診断結果を銀行預金の引き出しに活用
認知症患者を持つ家族には、患者本人の銀行口座から預金を引き出すときに大きなハードルがある。預金は個人の資産であり、本人の意思確認がなければ、家族であっても引き出せないからだ。
今年2月、全国銀行協会の認知症患者の預金に関する新指針が公表され、これまで限定されていた本人の意思確認ができない際の預金引き出しが認められる事例が示された。これを受けて神戸市は、この10月1日、三井住友銀行とみなと銀行との間で協定を締結し、認知症神戸モデルによる診断結果を預金引き出しに活用すると発表した。
神戸市・三井住友銀行・みなと銀行による記者会見
認知症が進んだ患者の家族が医療費・介護費・税金などを支払うために、患者本人の預金口座から引き出すには、民法の規定による「成年後見制度」がある。この制度では、本人が判断できる段階で後見人をあらかじめ定めておくか、判断ができない状況になれば家庭裁判所が法定後見人を選ぶことになる。だが、後者には最大で3~4カ月もかかるので、非現実的と言わざるを得ない。

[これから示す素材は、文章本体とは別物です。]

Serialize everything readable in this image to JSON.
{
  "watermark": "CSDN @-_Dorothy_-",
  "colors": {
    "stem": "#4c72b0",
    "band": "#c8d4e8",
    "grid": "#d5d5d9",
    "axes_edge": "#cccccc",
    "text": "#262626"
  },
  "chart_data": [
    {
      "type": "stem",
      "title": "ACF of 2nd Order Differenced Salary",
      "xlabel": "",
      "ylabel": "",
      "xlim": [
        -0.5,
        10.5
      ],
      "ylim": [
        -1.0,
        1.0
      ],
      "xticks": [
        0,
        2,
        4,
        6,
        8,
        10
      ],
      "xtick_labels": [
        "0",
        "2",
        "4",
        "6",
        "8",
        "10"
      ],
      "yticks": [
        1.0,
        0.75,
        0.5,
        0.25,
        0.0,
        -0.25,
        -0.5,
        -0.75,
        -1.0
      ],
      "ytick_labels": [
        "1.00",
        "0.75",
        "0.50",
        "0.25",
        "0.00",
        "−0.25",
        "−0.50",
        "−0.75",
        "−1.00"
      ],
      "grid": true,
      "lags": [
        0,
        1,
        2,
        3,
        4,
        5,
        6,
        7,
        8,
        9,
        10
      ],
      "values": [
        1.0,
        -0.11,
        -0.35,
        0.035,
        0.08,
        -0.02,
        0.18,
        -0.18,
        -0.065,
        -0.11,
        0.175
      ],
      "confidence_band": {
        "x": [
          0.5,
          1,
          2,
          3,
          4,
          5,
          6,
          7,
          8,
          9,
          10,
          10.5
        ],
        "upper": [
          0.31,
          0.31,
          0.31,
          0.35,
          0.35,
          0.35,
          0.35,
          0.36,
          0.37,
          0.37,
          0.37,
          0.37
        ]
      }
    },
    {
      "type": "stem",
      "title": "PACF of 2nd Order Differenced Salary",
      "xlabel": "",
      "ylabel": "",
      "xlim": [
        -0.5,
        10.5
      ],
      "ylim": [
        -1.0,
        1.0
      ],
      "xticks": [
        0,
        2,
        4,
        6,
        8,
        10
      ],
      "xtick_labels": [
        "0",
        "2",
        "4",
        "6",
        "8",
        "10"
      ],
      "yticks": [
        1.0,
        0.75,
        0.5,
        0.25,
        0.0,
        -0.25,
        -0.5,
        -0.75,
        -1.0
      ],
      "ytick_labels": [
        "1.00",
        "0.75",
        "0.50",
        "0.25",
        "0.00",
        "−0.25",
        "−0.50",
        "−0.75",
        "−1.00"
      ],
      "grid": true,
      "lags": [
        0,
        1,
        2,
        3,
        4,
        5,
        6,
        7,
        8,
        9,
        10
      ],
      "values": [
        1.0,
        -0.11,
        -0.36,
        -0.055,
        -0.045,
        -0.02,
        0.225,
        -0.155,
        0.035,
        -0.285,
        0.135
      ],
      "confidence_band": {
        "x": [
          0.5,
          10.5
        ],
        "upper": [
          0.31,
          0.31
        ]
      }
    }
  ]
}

みなと銀行プロセス改革部の中谷泰秀は、次のように説明する。
「医療費などを支払うために預金を引き出そうと銀行の窓口に来た家族に、成年後見制度を説明しても意味がありません。家族は今日のいま引き出そうと思っているので、『そんなん言わんと早く出してよ』と言われるだけです。

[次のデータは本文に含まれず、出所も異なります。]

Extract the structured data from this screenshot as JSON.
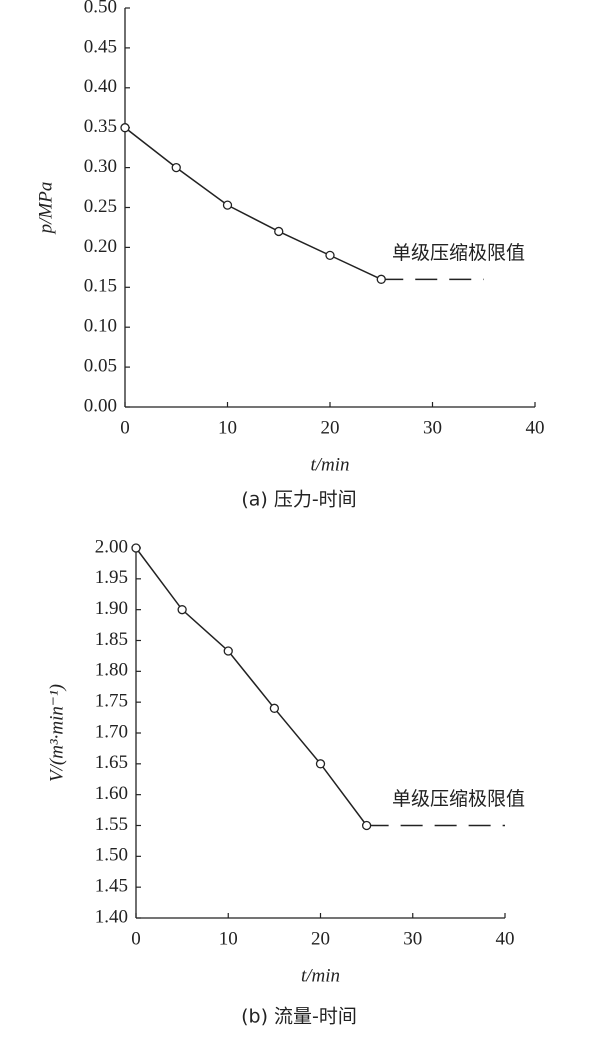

ですが、出金には原則として本人の意思確認が必要です。そこで、認知症で意思確認ができないことを病院などから医師の判断を診断書で示してもらったりしています。しかし神戸市の認知症神戸モデルの診断結果から医師が認知症だと判断していることがわかれば、このプロセスが省けます」
さらに、認知症神戸モデルの効用については次のようにも語る。
「実際には、戸籍謄本を提出してもらい、本人との血縁関係を見て、子どもであって他に兄弟がいるのであれば、推定される相続人から実印を押した同意書と印鑑証明まで出してもらうこともあります。この場合、医療費などの請求書の金額を上限に出金しています。このように慎重に判断しなければいけないなかで、ひと手間なくなるのは本人にとっても銀行にとっても、大変ありがたいです」
認知症神戸モデルでは、認知症は多くの人がなる可能性があるものであり、社会全体で支えなければならないという考え方から、市民1人当たり年間400円の市民税を増額し、それを財源に実現している。

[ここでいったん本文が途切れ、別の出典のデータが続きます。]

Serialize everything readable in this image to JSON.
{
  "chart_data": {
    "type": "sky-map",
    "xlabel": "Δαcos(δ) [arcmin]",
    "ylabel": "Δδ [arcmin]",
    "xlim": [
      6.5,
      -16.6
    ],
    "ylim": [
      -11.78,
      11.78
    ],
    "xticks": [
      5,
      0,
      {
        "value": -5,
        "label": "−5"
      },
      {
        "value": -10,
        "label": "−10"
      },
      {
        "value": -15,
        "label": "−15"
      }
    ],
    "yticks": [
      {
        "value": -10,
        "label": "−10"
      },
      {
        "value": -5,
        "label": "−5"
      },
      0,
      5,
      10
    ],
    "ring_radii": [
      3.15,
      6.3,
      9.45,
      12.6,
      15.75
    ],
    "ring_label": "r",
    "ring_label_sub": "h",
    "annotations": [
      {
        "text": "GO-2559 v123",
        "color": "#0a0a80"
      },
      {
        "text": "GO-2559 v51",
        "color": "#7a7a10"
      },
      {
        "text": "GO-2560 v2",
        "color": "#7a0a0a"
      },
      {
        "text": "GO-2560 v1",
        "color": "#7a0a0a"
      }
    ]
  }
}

他の自治体でも、民間の個人賠償責任保険に加入する認知症患者を支援する制度が拡大しつつある。神戸市のような手厚い補償が理想であるが、多くの自治体で、財源の手当てができないことを理由に、患者本人の負担が生じていたり、見舞金の支払いにまで踏み込めていなかったりしている。
家族が認知症になると、介護のために仕事を変えたり、職を失ったりすることもある。さらに、事故による損害賠償を心配しながら介護するのでなく、安心して生活するには、家族だけに負担を押し付けるのでなく、地域全体で認知症と正面から向き合わなければならない。
認知症神戸モデルを始めてから2年が経過し、神戸市民のなかに、家族に認知症患者がいても悩むことはないという空気が広がりつつある。これこそが認知症神戸モデルのもっとも大切な効用と言っても間違いないだろう。